Strange voltage readings

probablyajoke

Prominent
Dec 13, 2017
3
0
510
I have my 8700k's voltage fixed at 1.29v in the BIOS with a multiplier of 47. When there's no load CPU-Z says the core voltage is 1.264v and Core Temp says the VID is 1.3998v. When under load (prime95) CPU-Z says the core voltage is 1.232v and Core Temp says the VID is 1.5144v.

Why do these programs say my voltage is way different from what I set it to in the BIOS? And is the high reading from Core Temp anything to be concerned about?
 
Solution
With regards to the core voltage being lower than what you set, that is due to vdroop, natural drop in voltage when the CPU asks fro voltage from idle. More correct version - Normally (if load-line calibration is disabled) you'll notice a significant drop in CPU voltage when the processor goes from an idle state to a load state. This voltage drop can be corrected by changing the LLC setting from normal, high, Turbo and Extreme (The Gigabyte version). I have my LLC set to Turbo to keep my 4.9GHz vcore droop very flat, hardly any drop.

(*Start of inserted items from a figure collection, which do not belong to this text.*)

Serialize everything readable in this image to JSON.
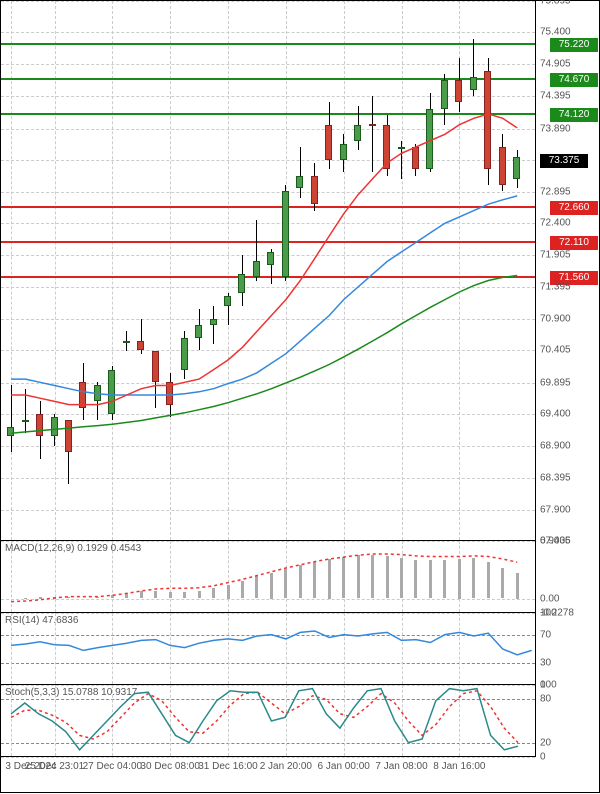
{
  "main": {
    "ymin": 67.405,
    "ymax": 75.895,
    "yticks": [
      67.405,
      67.9,
      68.395,
      68.9,
      69.4,
      69.895,
      70.405,
      70.9,
      71.395,
      71.905,
      72.4,
      72.895,
      73.395,
      73.89,
      74.395,
      74.905,
      75.4,
      75.895
    ],
    "grid_color": "#cccccc",
    "hlines": [
      {
        "value": 75.22,
        "color": "#1a8a1a",
        "label": "75.220",
        "label_bg": "#1a8a1a"
      },
      {
        "value": 74.67,
        "color": "#1a8a1a",
        "label": "74.670",
        "label_bg": "#1a8a1a"
      },
      {
        "value": 74.12,
        "color": "#1a8a1a",
        "label": "74.120",
        "label_bg": "#1a8a1a"
      },
      {
        "value": 72.66,
        "color": "#d22",
        "label": "72.660",
        "label_bg": "#d22"
      },
      {
        "value": 72.11,
        "color": "#d22",
        "label": "72.110",
        "label_bg": "#d22"
      },
      {
        "value": 71.56,
        "color": "#d22",
        "label": "71.560",
        "label_bg": "#d22"
      }
    ],
    "current_price": 73.375,
    "candles": [
      {
        "o": 69.05,
        "h": 69.85,
        "l": 68.8,
        "c": 69.2
      },
      {
        "o": 69.3,
        "h": 69.8,
        "l": 69.1,
        "c": 69.3
      },
      {
        "o": 69.4,
        "h": 69.6,
        "l": 68.7,
        "c": 69.05
      },
      {
        "o": 69.05,
        "h": 69.4,
        "l": 68.9,
        "c": 69.35
      },
      {
        "o": 69.3,
        "h": 69.3,
        "l": 68.3,
        "c": 68.8
      },
      {
        "o": 69.9,
        "h": 70.2,
        "l": 69.3,
        "c": 69.5
      },
      {
        "o": 69.6,
        "h": 69.9,
        "l": 69.3,
        "c": 69.85
      },
      {
        "o": 69.4,
        "h": 70.15,
        "l": 69.3,
        "c": 70.1
      },
      {
        "o": 70.55,
        "h": 70.7,
        "l": 70.4,
        "c": 70.55
      },
      {
        "o": 70.55,
        "h": 70.9,
        "l": 70.35,
        "c": 70.4
      },
      {
        "o": 70.4,
        "h": 70.4,
        "l": 69.5,
        "c": 69.9
      },
      {
        "o": 69.9,
        "h": 70.05,
        "l": 69.35,
        "c": 69.55
      },
      {
        "o": 70.1,
        "h": 70.7,
        "l": 69.95,
        "c": 70.6
      },
      {
        "o": 70.6,
        "h": 71.05,
        "l": 70.4,
        "c": 70.8
      },
      {
        "o": 70.8,
        "h": 71.1,
        "l": 70.5,
        "c": 70.9
      },
      {
        "o": 71.1,
        "h": 71.3,
        "l": 70.8,
        "c": 71.25
      },
      {
        "o": 71.3,
        "h": 71.9,
        "l": 71.1,
        "c": 71.6
      },
      {
        "o": 71.55,
        "h": 72.45,
        "l": 71.5,
        "c": 71.8
      },
      {
        "o": 71.75,
        "h": 72.0,
        "l": 71.45,
        "c": 71.95
      },
      {
        "o": 71.55,
        "h": 73.0,
        "l": 71.5,
        "c": 72.9
      },
      {
        "o": 72.95,
        "h": 73.6,
        "l": 72.8,
        "c": 73.15
      },
      {
        "o": 73.15,
        "h": 73.35,
        "l": 72.6,
        "c": 72.7
      },
      {
        "o": 73.95,
        "h": 74.3,
        "l": 73.25,
        "c": 73.4
      },
      {
        "o": 73.4,
        "h": 73.8,
        "l": 73.2,
        "c": 73.65
      },
      {
        "o": 73.7,
        "h": 74.25,
        "l": 73.55,
        "c": 73.95
      },
      {
        "o": 73.96,
        "h": 74.4,
        "l": 73.2,
        "c": 73.94
      },
      {
        "o": 73.95,
        "h": 74.1,
        "l": 73.15,
        "c": 73.25
      },
      {
        "o": 73.6,
        "h": 73.7,
        "l": 73.1,
        "c": 73.6
      },
      {
        "o": 73.6,
        "h": 73.65,
        "l": 73.15,
        "c": 73.25
      },
      {
        "o": 73.25,
        "h": 74.45,
        "l": 73.2,
        "c": 74.2
      },
      {
        "o": 74.2,
        "h": 74.75,
        "l": 73.95,
        "c": 74.65
      },
      {
        "o": 74.65,
        "h": 75.0,
        "l": 74.15,
        "c": 74.3
      },
      {
        "o": 74.5,
        "h": 75.3,
        "l": 74.4,
        "c": 74.7
      },
      {
        "o": 74.8,
        "h": 75.0,
        "l": 73.0,
        "c": 73.25
      },
      {
        "o": 73.6,
        "h": 73.8,
        "l": 72.9,
        "c": 73.0
      },
      {
        "o": 73.1,
        "h": 73.55,
        "l": 72.95,
        "c": 73.45
      }
    ],
    "ma_red": {
      "color": "#e33",
      "points": [
        69.7,
        69.7,
        69.65,
        69.6,
        69.55,
        69.55,
        69.55,
        69.6,
        69.7,
        69.8,
        69.85,
        69.85,
        69.9,
        69.95,
        70.1,
        70.25,
        70.45,
        70.7,
        70.95,
        71.2,
        71.5,
        71.85,
        72.2,
        72.55,
        72.85,
        73.1,
        73.35,
        73.5,
        73.6,
        73.7,
        73.8,
        73.95,
        74.05,
        74.12,
        74.05,
        73.9
      ]
    },
    "ma_blue": {
      "color": "#38d",
      "points": [
        69.95,
        69.95,
        69.9,
        69.85,
        69.8,
        69.75,
        69.72,
        69.7,
        69.7,
        69.7,
        69.7,
        69.7,
        69.72,
        69.75,
        69.8,
        69.88,
        69.95,
        70.05,
        70.2,
        70.35,
        70.55,
        70.75,
        70.95,
        71.2,
        71.4,
        71.6,
        71.8,
        71.95,
        72.1,
        72.25,
        72.4,
        72.5,
        72.6,
        72.7,
        72.77,
        72.83
      ]
    },
    "ma_green": {
      "color": "#1a8a1a",
      "points": [
        69.1,
        69.12,
        69.14,
        69.16,
        69.18,
        69.2,
        69.22,
        69.24,
        69.27,
        69.3,
        69.34,
        69.38,
        69.42,
        69.47,
        69.52,
        69.58,
        69.65,
        69.72,
        69.8,
        69.89,
        69.98,
        70.08,
        70.18,
        70.3,
        70.42,
        70.55,
        70.68,
        70.82,
        70.95,
        71.08,
        71.2,
        71.32,
        71.42,
        71.5,
        71.55,
        71.58
      ]
    }
  },
  "macd": {
    "label": "MACD(12,26,9) 0.1929 0.4543",
    "ymin": -0.2278,
    "ymax": 0.9036,
    "yticks": [
      -0.2278,
      0.0,
      0.9036
    ],
    "hist": [
      0.0,
      0.01,
      0.03,
      0.03,
      0.02,
      0.0,
      0.02,
      0.05,
      0.09,
      0.12,
      0.12,
      0.1,
      0.1,
      0.12,
      0.17,
      0.22,
      0.28,
      0.35,
      0.4,
      0.47,
      0.53,
      0.57,
      0.62,
      0.65,
      0.68,
      0.69,
      0.67,
      0.64,
      0.6,
      0.6,
      0.61,
      0.62,
      0.64,
      0.58,
      0.48,
      0.4
    ],
    "signal": [
      -0.05,
      -0.04,
      -0.02,
      0.01,
      0.03,
      0.03,
      0.03,
      0.05,
      0.08,
      0.12,
      0.15,
      0.16,
      0.16,
      0.17,
      0.2,
      0.25,
      0.3,
      0.36,
      0.42,
      0.48,
      0.53,
      0.58,
      0.62,
      0.65,
      0.68,
      0.7,
      0.7,
      0.69,
      0.67,
      0.66,
      0.66,
      0.66,
      0.67,
      0.66,
      0.62,
      0.57
    ],
    "signal_color": "#e33"
  },
  "rsi": {
    "label": "RSI(14) 47.6836",
    "ymin": 0,
    "ymax": 100,
    "yticks": [
      0,
      30,
      70,
      100
    ],
    "bands": [
      30,
      70
    ],
    "line": [
      55,
      57,
      60,
      56,
      55,
      48,
      52,
      55,
      58,
      62,
      63,
      55,
      52,
      58,
      62,
      64,
      62,
      68,
      70,
      64,
      73,
      75,
      66,
      70,
      68,
      71,
      73,
      62,
      63,
      59,
      70,
      73,
      68,
      72,
      50,
      42,
      48
    ],
    "line_color": "#38d"
  },
  "stoch": {
    "label": "Stoch(5,3,3) 15.0788 10.9317",
    "ymin": 0,
    "ymax": 100,
    "yticks": [
      0,
      20,
      80,
      100
    ],
    "bands": [
      20,
      80
    ],
    "k": [
      60,
      75,
      60,
      50,
      35,
      10,
      30,
      50,
      70,
      88,
      90,
      60,
      30,
      20,
      50,
      78,
      92,
      90,
      90,
      50,
      55,
      92,
      95,
      60,
      40,
      68,
      92,
      95,
      50,
      20,
      25,
      78,
      95,
      92,
      95,
      30,
      10,
      15
    ],
    "k_color": "#2a8a8a",
    "d": [
      55,
      65,
      65,
      58,
      48,
      30,
      25,
      35,
      55,
      75,
      88,
      78,
      55,
      35,
      33,
      50,
      72,
      88,
      90,
      75,
      60,
      70,
      85,
      80,
      60,
      55,
      70,
      88,
      75,
      50,
      30,
      45,
      70,
      88,
      92,
      70,
      40,
      20
    ],
    "d_color": "#e33"
  },
  "xaxis": {
    "labels": [
      "3 Dec 2024",
      "25 Dec 23:01",
      "27 Dec 04:00",
      "30 Dec 08:00",
      "31 Dec 16:00",
      "2 Jan 20:00",
      "6 Jan 00:00",
      "7 Jan 08:00",
      "8 Jan 16:00"
    ],
    "positions": [
      0,
      3,
      7,
      11,
      15,
      19,
      23,
      27,
      31
    ]
  }
}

The VID question I also have found confusing but this is what another forum member says: Max VID is the highest voltage allowed without overclocking. If your chip would ever have more than that pushed...
With regards to the core voltage being lower than what you set, that is due to vdroop, natural drop in voltage when the CPU asks fro voltage from idle. More correct version - Normally (if load-line calibration is disabled) you'll notice a significant drop in CPU voltage when the processor goes from an idle state to a load state. This voltage drop can be corrected by changing the LLC setting from normal, high, Turbo and Extreme (The Gigabyte version). I have my LLC set to Turbo to keep my 4.9GHz vcore droop very flat, hardly any drop.

The VID question I also have found confusing but this is what another forum member says: Max VID is the highest voltage allowed without overclocking. If your chip would ever have more than that pushed through it on default BIOS settings and no software overclock, the BIOS would stop the boot and report a CPU error. You should not be concerned...

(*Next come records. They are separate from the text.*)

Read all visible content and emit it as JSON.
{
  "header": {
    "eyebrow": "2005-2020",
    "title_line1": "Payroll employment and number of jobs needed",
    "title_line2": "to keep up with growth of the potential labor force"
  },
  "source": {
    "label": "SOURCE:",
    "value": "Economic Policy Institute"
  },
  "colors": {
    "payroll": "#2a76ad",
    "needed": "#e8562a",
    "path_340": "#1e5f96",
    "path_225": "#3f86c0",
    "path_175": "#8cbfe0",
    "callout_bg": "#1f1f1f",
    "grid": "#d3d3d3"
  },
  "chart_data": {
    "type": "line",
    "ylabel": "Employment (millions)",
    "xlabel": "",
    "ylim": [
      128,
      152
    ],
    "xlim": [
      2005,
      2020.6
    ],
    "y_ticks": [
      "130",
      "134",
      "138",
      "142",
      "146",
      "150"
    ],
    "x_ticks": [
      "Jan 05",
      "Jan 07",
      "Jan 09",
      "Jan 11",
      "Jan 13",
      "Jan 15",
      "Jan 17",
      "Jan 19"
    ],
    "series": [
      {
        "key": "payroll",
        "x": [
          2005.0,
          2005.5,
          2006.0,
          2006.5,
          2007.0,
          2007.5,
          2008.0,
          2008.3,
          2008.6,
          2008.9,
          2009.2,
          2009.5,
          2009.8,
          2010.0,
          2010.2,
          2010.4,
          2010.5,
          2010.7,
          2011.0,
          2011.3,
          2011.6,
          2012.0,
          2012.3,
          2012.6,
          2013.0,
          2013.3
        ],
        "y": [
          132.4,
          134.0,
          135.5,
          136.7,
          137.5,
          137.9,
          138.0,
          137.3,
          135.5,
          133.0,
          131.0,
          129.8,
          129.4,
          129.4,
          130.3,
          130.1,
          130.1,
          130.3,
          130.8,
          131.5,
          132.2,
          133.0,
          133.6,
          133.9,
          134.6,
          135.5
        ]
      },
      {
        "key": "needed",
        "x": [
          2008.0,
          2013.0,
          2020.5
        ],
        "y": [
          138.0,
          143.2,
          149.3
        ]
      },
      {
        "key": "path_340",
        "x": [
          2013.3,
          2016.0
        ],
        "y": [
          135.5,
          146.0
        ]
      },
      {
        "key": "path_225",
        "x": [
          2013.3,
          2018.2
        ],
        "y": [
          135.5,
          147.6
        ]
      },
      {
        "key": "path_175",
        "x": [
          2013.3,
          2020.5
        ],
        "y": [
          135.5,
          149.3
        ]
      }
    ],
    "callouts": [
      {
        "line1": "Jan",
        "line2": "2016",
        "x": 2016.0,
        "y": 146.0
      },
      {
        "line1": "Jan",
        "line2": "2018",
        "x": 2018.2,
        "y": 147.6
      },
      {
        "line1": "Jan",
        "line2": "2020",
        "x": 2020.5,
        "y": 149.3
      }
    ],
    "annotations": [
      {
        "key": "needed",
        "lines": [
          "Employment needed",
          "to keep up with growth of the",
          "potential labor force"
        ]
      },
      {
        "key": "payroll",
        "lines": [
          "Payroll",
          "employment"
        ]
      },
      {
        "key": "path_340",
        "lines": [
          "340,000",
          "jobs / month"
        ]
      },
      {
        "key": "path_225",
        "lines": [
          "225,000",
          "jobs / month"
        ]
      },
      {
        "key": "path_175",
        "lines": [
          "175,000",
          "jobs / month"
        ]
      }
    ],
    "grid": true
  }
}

The reason you're able to go above the max VID is because you've applied overclock settings. Max VID doesn't apply when overclocking.

Others hopefully will comment as I am no expert on Overclocking but do dabble to get the most out of my CPU's..
 
Solution

probablyajoke

Prominent
Dec 13, 2017
3
0
510
Sorry for the late response (I couldn't find my login info). Core temp says "VID", not "Max VID". I'm just wondering if having the high VID reading is something I should be concerned about. I definitely do not want my chip running @ 1.4v 24/7.

I will look into the LLC settings to try to fix the droop and maybe get a higher OC. But I do have one question about it, if the voltage droops down to a safe level is it still bad for the CPU since it's raising the input voltage to compensate?